Scand J Caring Sci; 2012; 26; 485–493

The process of trying to quit smoking from the perspective of patients with chronic obstructive pulmonary disease

Aim:  To investigate why some patients with chronic obstructive pulmonary disease (COPD) have difficulty quitting smoking and to develop a theoretical model that describes their perspectives on these difficulties.

Methods:  Grounded theory method was used from the selection of participants to the analyses of semi-structured interviews with 14 patients with COPD. Four additional interviews were conducted to ensure relevance.

Results:  The analysis resulted in a theoretical model that illustrates the process of ‘Patients with COPD trying to quit smoking’. The model illuminates factors related to the decision to try to quit smoking, including pressure-filled mental states and constructive or destructive pressure-relief strategies. The constructive strategies lead either to success in quitting or to continuing to try to quit. The destructive strategies can lead to losing hope and becoming resigned to continuing to smoke.

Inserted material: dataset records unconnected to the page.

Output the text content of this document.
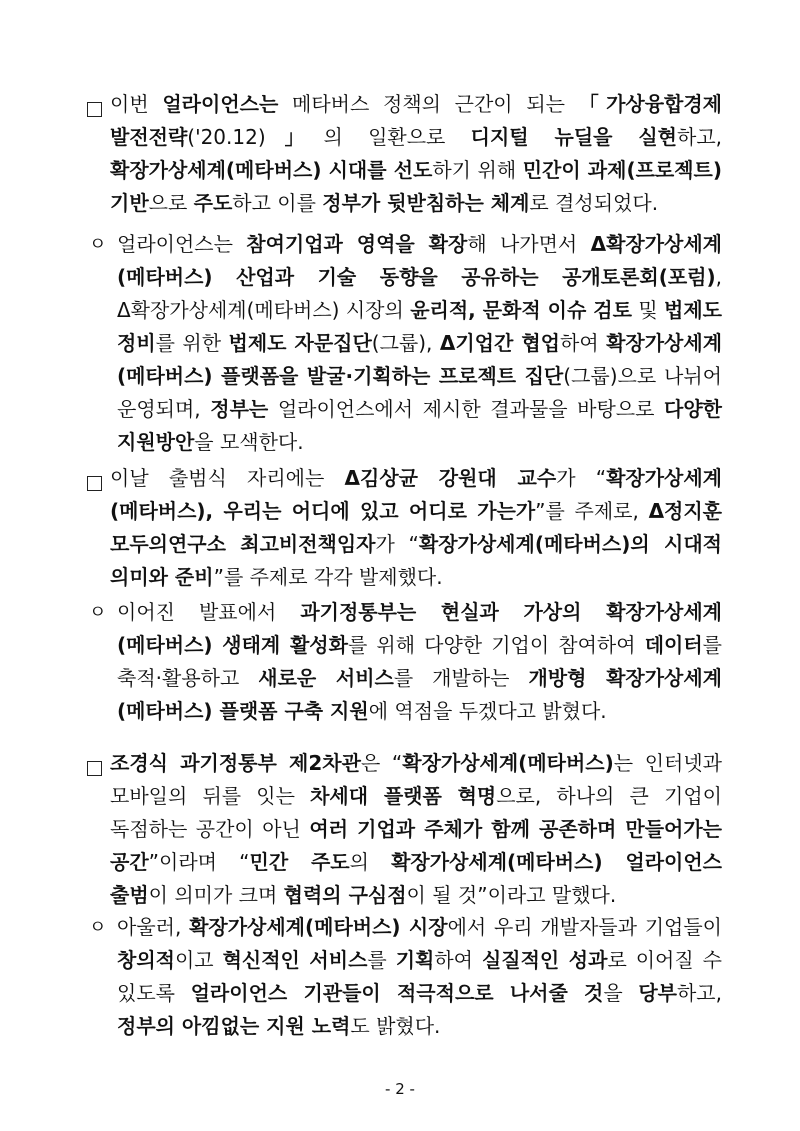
이번 얼라이언스는 메타버스 정책의 근간이 되는 「가상융합경제 발전전략('20.12)」의 일환으로 디지털 뉴딜을 실현하고, 확장가상세계(메타버스) 시대를 선도하기 위해 민간이 과제(프로젝트) 기반으로 주도하고 이를 정부가 뒷받침하는 체계로 결성되었다.
ㅇ 얼라이언스는 참여기업과 영역을 확장해 나가면서 Δ확장가상세계(메타버스) 산업과 기술 동향을 공유하는 공개토론회(포럼), Δ확장가상세계(메타버스) 시장의 윤리적, 문화적 이슈 검토 및 법제도 정비를 위한 법제도 자문집단(그룹), Δ기업간 협업하여 확장가상세계(메타버스) 플랫폼을 발굴·기획하는 프로젝트 집단(그룹)으로 나뉘어 운영되며, 정부는 얼라이언스에서 제시한 결과물을 바탕으로 다양한 지원방안을 모색한다.
이날 출범식 자리에는 Δ김상균 강원대 교수가 “확장가상세계(메타버스), 우리는 어디에 있고 어디로 가는가”를 주제로, Δ정지훈 모두의연구소 최고비전책임자가 “확장가상세계(메타버스)의 시대적 의미와 준비”를 주제로 각각 발제했다.
ㅇ 이어진 발표에서 과기정통부는 현실과 가상의 확장가상세계(메타버스) 생태계 활성화를 위해 다양한 기업이 참여하여 데이터를 축적·활용하고 새로운 서비스를 개발하는 개방형 확장가상세계(메타버스) 플랫폼 구축 지원에 역점을 두겠다고 밝혔다.
조경식 과기정통부 제2차관은 “확장가상세계(메타버스)는 인터넷과 모바일의 뒤를 잇는 차세대 플랫폼 혁명으로, 하나의 큰 기업이 독점하는 공간이 아닌 여러 기업과 주체가 함께 공존하며 만들어가는 공간”이라며 “민간 주도의 확장가상세계(메타버스) 얼라이언스 출범이 의미가 크며 협력의 구심점이 될 것”이라고 말했다.
ㅇ 아울러, 확장가상세계(메타버스) 시장에서 우리 개발자들과 기업들이 창의적이고 혁신적인 서비스를 기획하여 실질적인 성과로 이어질 수 있도록 얼라이언스 기관들이 적극적으로 나서줄 것을 당부하고, 정부의 아낌없는 지원 노력도 밝혔다.
- 2 -
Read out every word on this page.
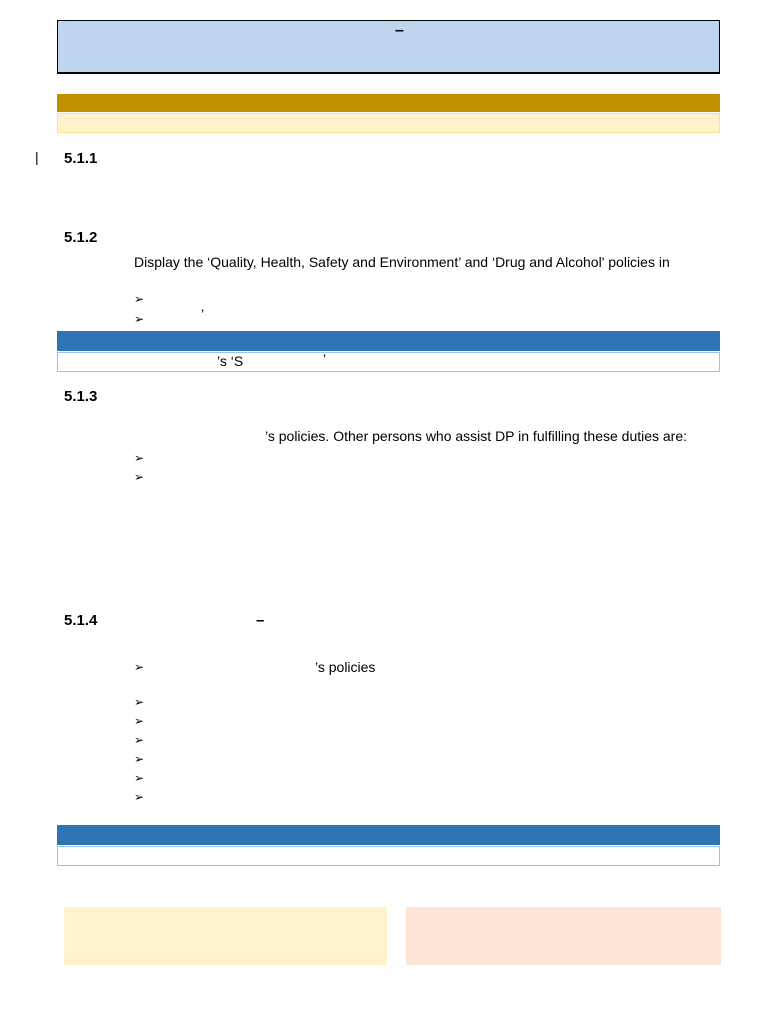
–
| 5.1.1
5.1.2
Display the ‘Quality, Health, Safety and Environment’ and ‘Drug and Alcohol' policies in
➢
➢	’
’s ‘S	’
5.1.3
’s policies. Other persons who assist DP in fulfilling these duties are:
➢
➢
5.1.4	–
➢	’s policies
➢
➢
➢
➢
➢
➢
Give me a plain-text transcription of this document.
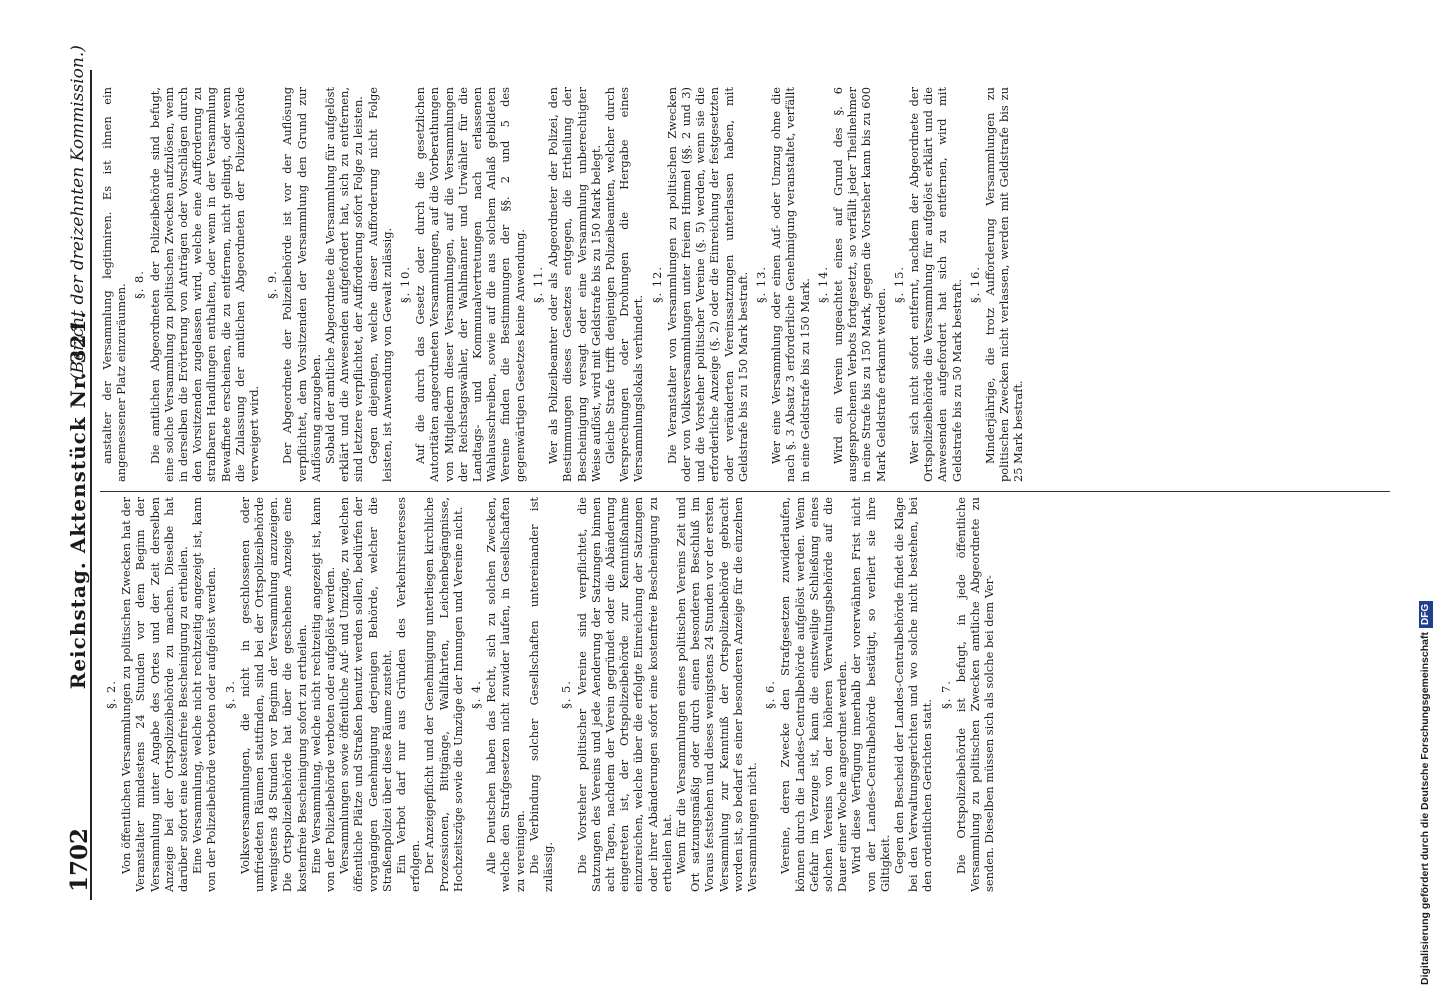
1702
Reichstag. Aktenstück Nr. 321.
(Bericht der dreizehnten Kommission.)
§. 2. Von öffentlichen Versammlungen zu politischen Zwecken hat der Veranstalter mindestens 24 Stunden vor dem Beginn der Versammlung unter Angabe des Ortes und der Zeit derselben Anzeige bei der Ortspolizeibehörde zu machen. Dieselbe hat darüber sofort eine kostenfreie Bescheinigung zu ertheilen. Eine Versammlung, welche nicht rechtzeitig angezeigt ist, kann von der Polizeibehörde verboten oder aufgelöst werden. §. 3. Volksversammlungen, die nicht in geschlossenen oder umfriedeten Räumen stattfinden, sind bei der Ortspolizeibehörde wenigstens 48 Stunden vor Beginn der Versammlung anzuzeigen. Die Ortspolizeibehörde hat über die geschehene Anzeige eine kostenfreie Bescheinigung sofort zu ertheilen. Eine Versammlung, welche nicht rechtzeitig angezeigt ist, kann von der Polizeibehörde verboten oder aufgelöst werden. Versammlungen sowie öffentliche Auf- und Umzüge, zu welchen öffentliche Plätze und Straßen benutzt werden sollen, bedürfen der vorgängigen Genehmigung derjenigen Behörde, welcher die Straßenpolizei über diese Räume zusteht. Ein Verbot darf nur aus Gründen des Verkehrsinteresses erfolgen. Der Anzeigepflicht und der Genehmigung unterliegen kirchliche Prozessionen, Bittgänge, Wallfahrten, Leichenbegängnisse, Hochzeitszüge sowie die Umzüge der Innungen und Vereine nicht. §. 4. Alle Deutschen haben das Recht, sich zu solchen Zwecken, welche den Strafgesetzen nicht zuwider laufen, in Gesellschaften zu vereinigen. Die Verbindung solcher Gesellschaften untereinander ist zulässig.

§. 5. Die Vorsteher politischer Vereine sind verpflichtet, die Satzungen des Vereins und jede Aenderung der Satzungen binnen acht Tagen, nachdem der Verein gegründet oder die Abänderung eingetreten ist, der Ortspolizeibehörde zur Kenntnißnahme einzureichen, welche über die erfolgte Einreichung der Satzungen oder ihrer Abänderungen sofort eine kostenfreie Bescheinigung zu ertheilen hat. Wenn für die Versammlungen eines politischen Vereins Zeit und Ort satzungsmäßig oder durch einen besonderen Beschluß im Voraus feststehen und dieses wenigstens 24 Stunden vor der ersten Versammlung zur Kenntniß der Ortspolizeibehörde gebracht worden ist, so bedarf es einer besonderen Anzeige für die einzelnen Versammlungen nicht.

§. 6. Vereine, deren Zwecke den Strafgesetzen zuwiderlaufen, können durch die Landes-Centralbehörde aufgelöst werden. Wenn Gefahr im Verzuge ist, kann die einstweilige Schließung eines solchen Vereins von der höheren Verwaltungsbehörde auf die Dauer einer Woche angeordnet werden. Wird diese Verfügung innerhalb der vorerwähnten Frist nicht von der Landes-Centralbehörde bestätigt, so verliert sie ihre Giltigkeit. Gegen den Bescheid der Landes-Centralbehörde findet die Klage bei den Verwaltungsgerichten und wo solche nicht bestehen, bei den ordentlichen Gerichten statt.

§. 7. Die Ortspolizeibehörde ist befugt, in jede öffentliche Versammlung zu politischen Zwecken amtliche Abgeordnete zu senden. Dieselben müssen sich als solche bei dem Ver-

anstalter der Versammlung legitimiren. Es ist ihnen ein angemessener Platz einzuräumen. §. 8. Die amtlichen Abgeordneten der Polizeibehörde sind befugt, eine solche Versammlung zu politischen Zwecken aufzulösen, wenn in derselben die Erörterung von Anträgen oder Vorschlägen durch den Vorsitzenden zugelassen wird, welche eine Aufforderung zu strafbaren Handlungen enthalten, oder wenn in der Versammlung Bewaffnete erscheinen, die zu entfernen, nicht gelingt, oder wenn die Zulassung der amtlichen Abgeordneten der Polizeibehörde verweigert wird.

§. 9. Der Abgeordnete der Polizeibehörde ist vor der Auflösung verpflichtet, dem Vorsitzenden der Versammlung den Grund zur Auflösung anzugeben. Sobald der amtliche Abgeordnete die Versammlung für aufgelöst erklärt und die Anwesenden aufgefordert hat, sich zu entfernen, sind letztere verpflichtet, der Aufforderung sofort Folge zu leisten. Gegen diejenigen, welche dieser Aufforderung nicht Folge leisten, ist Anwendung von Gewalt zulässig. §. 10. Auf die durch das Gesetz oder durch die gesetzlichen Autoritäten angeordneten Versammlungen, auf die Vorberathungen von Mitgliedern dieser Versammlungen, auf die Versammlungen der Reichstagswähler, der Wahlmänner und Urwähler für die Landtags- und Kommunalvertretungen nach erlassenen Wahlausschreiben, sowie auf die aus solchem Anlaß gebildeten Vereine finden die Bestimmungen der §§. 2 und 5 des gegenwärtigen Gesetzes keine Anwendung. §. 11. Wer als Polizeibeamter oder als Abgeordneter der Polizei, den Bestimmungen dieses Gesetzes entgegen, die Ertheilung der Bescheinigung versagt oder eine Versammlung unberechtigter Weise auflöst, wird mit Geldstrafe bis zu 150 Mark belegt. Gleiche Strafe trifft denjenigen Polizeibeamten, welcher durch Versprechungen oder Drohungen die Hergabe eines Versammlungslokals verhindert.

§. 12. Die Veranstalter von Versammlungen zu politischen Zwecken oder von Volksversammlungen unter freiem Himmel (§§. 2 und 3) und die Vorsteher politischer Vereine (§. 5) werden, wenn sie die erforderliche Anzeige (§. 2) oder die Einreichung der festgesetzten oder veränderten Vereinssatzungen unterlassen haben, mit Geldstrafe bis zu 150 Mark bestraft. §. 13. Wer eine Versammlung oder einen Auf- oder Umzug ohne die nach §. 3 Absatz 3 erforderliche Genehmigung veranstaltet, verfällt in eine Geldstrafe bis zu 150 Mark. §. 14. Wird ein Verein ungeachtet eines auf Grund des §. 6 ausgesprochenen Verbots fortgesetzt, so verfällt jeder Theilnehmer in eine Strafe bis zu 150 Mark, gegen die Vorsteher kann bis zu 600 Mark Geldstrafe erkannt werden.

§. 15. Wer sich nicht sofort entfernt, nachdem der Abgeordnete der Ortspolizeibehörde die Versammlung für aufgelöst erklärt und die Anwesenden aufgefordert hat sich zu entfernen, wird mit Geldstrafe bis zu 50 Mark bestraft. §. 16. Minderjährige, die trotz Aufforderung Versammlungen zu politischen Zwecken nicht verlassen, werden mit Geldstrafe bis zu 25 Mark bestraft.

Digitalisierung gefördert durch die Deutsche ForschungsgemeinschaftDFG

Conclusion:  The theoretical model ‘Patients trying to quit smoking’ contributes to a better understanding of the pressure-filled mental states and destructive strategies experienced by some patients with COPD in the process of trying to quit. This better understanding can help nurses individualise counselling. Moreover, patients’ own awareness of these states and strategies may facilitate their efforts to quit. The information in the model can also be used as a supplement to methods such as motivational interviewing (MI).